Pages

Saturday, July 13, 2013

TOQUE TALK | Alex Hitz

Birthday party for Alex Hitz thrown by Joan Collins. L to R:
Carolina Herrera, Hitz, Wendy Goldberg, Lauren King.
A few days ago in Amagansett, N.Y. I had the pleasure of listening to Alex Hitz, the only guy in the photo at left, talk about his childhood in Atlanta.

That's where he learned to cook from his gourmet-cook mother, Caroline Sauls Hitz Shaw.

Via his mother's father, an Atlanta physician, Hitz inherited a significant interest in the Coca-Cola company. Nearly 15 years ago he sued SunTrust Banks Inc., in Federal court for mismanaging the trust, created in the 1940s by Dr. Sauls. The complaint was that the trust managers refused to diversify out of Coke stock. A co-plaintiff was his half-brother Thomas Shaw, whose father Robert Shaw was formerly director of the Atlanta Symphony.

Neither his Coke connection nor his law suit were mentioned in his talk or in the index to his book. All that seems to be behind him. Hitz has a new book out that combines recipes with nostalgic photos of famous people his family consorted with in his childhood. The picture above is of a party for him held a few years ago by Joan Collins.

His new book is called "My Beverly Hills Kitchen: Classic Southern Cooking with a French Twist," which shows many of the food presentations that are featured in the restaurant he co-owns in Atlanta, The Patio by the River.  Hitz attended Le Cordon Bleu cooking school in Paris, where he earned his Toque Blanche, and has combined what he learned about southern cooking growing up with what he learned in culinary school.

Hitz is an engaging and practiced speaker. He knows his slide show–which is essentially composed of photos that appear in his new book–backwards and forwards and has some good jokes. He has a little-boy smile although he is in his mid-40s.
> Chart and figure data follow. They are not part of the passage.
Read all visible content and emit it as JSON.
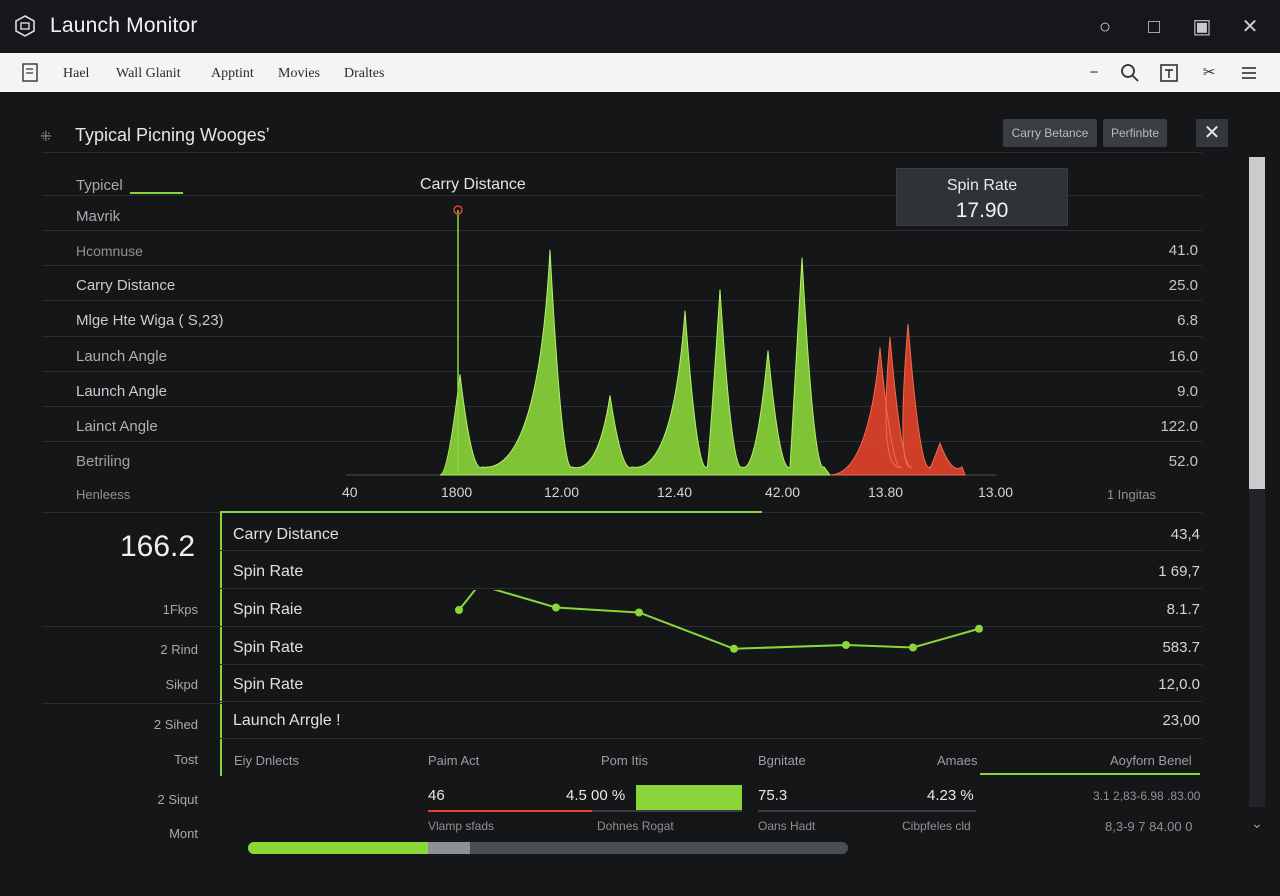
{
  "window": {
    "title": "Launch Monitor"
  },
  "menu": {
    "items": [
      "Hael",
      "Wall Glanit",
      "Apptint",
      "Movies",
      "Draltes"
    ]
  },
  "panel": {
    "title": "Typical Picning Woogesʼ",
    "buttons": [
      "Carry Betance",
      "Perfinbte"
    ]
  },
  "left_labels": [
    "Typicel",
    "Mavrik",
    "Hcomnuse",
    "Carry Distance",
    "Mlge Hte Wiga ( S,23)",
    "Launch Angle",
    "Launch Angle",
    "Lainct Angle",
    "Betriling",
    "Henleess"
  ],
  "right_values": [
    "41.0",
    "25.0",
    "6.8",
    "16.0",
    "9.0",
    "122.0",
    "52.0",
    "1 Ingitas"
  ],
  "chart_title": "Carry Distance",
  "tooltip": {
    "label": "Spin Rate",
    "value": "17.90"
  },
  "chart_data": {
    "type": "area",
    "title": "Carry Distance",
    "x_tick_labels": [
      "40",
      "1800",
      "12.00",
      "12.40",
      "42.00",
      "13.80",
      "13.00"
    ],
    "series": [
      {
        "color": "#8bd63a",
        "peaks": [
          0.38,
          0.85,
          0.3,
          0.62,
          0.7,
          0.47,
          0.82
        ]
      },
      {
        "color": "#e2432a",
        "peaks": [
          0.48,
          0.52,
          0.57,
          0.12
        ]
      }
    ],
    "marker_x": "1800"
  },
  "big_value": "166.2",
  "side_labels": [
    "1Fkps",
    "2 Rind",
    "Sikpd",
    "2 Sihed",
    "Tost",
    "2 Siqut",
    "Mont"
  ],
  "table_rows": [
    {
      "label": "Carry Distance",
      "value": "43,4"
    },
    {
      "label": "Spin Rate",
      "value": "1 69,7"
    },
    {
      "label": "Spin Raie",
      "value": "8.1.7"
    },
    {
      "label": "Spin Rate",
      "value": "583.7"
    },
    {
      "label": "Spin Rate",
      "value": "12,0.0"
    },
    {
      "label": "Launch Arrgle !",
      "value": "23,00"
    }
  ],
  "line_chart": {
    "type": "line",
    "values": [
      2.0,
      3.0,
      2.1,
      1.9,
      0.45,
      0.6,
      0.5,
      1.25
    ]
  },
  "footer": {
    "headers": [
      "Eiy Dnlects",
      "Paim Act",
      "Pom Itis",
      "Bgnitate",
      "Amaes",
      "Aoyforn Benel"
    ],
    "values": [
      "46",
      "4.5 00 %",
      "75.3",
      "4.23 %",
      "3.1 2,83-6.98 .83.00"
    ],
    "subs": [
      "Vlamp sfads",
      "Dohnes Rogat",
      "Oans Hadt",
      "Cibpfeles cld",
      "8,3-9 7 84.00 0"
    ]
  },
  "progress": {
    "green": 0.3,
    "light": 0.07
  },
  "colors": {
    "accent": "#8bd63a",
    "warn": "#e2432a"
  }
}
The group I was with, mostly women, loved his style and lined up to buy his $35 book, which was published last year by Knopf.  Looked like 100 copies sold. The 353 pages of recipes and nostalgia are illustrated with mouth-watering pictures of food and the people and homes whose hospitality Hitz either was receiving or was managing.

Little jokes are inserted, as in his slide-show speech (example: James Beard is quoted as saying "A cook who worries about calories is like a tart who looks at her watch."

Hitz had four parting pieces of advice for running a food-centered event. These are not in his book:

1. Don't skimp on anything.
2. Make a schedule and stick to it.
3. Sweat the small stuff before the party. Then smile your way through anything that goes wrong.
4. Don't be pretentious.

This was his first book. I would be amazed if Knopf hasn't got him working on his second.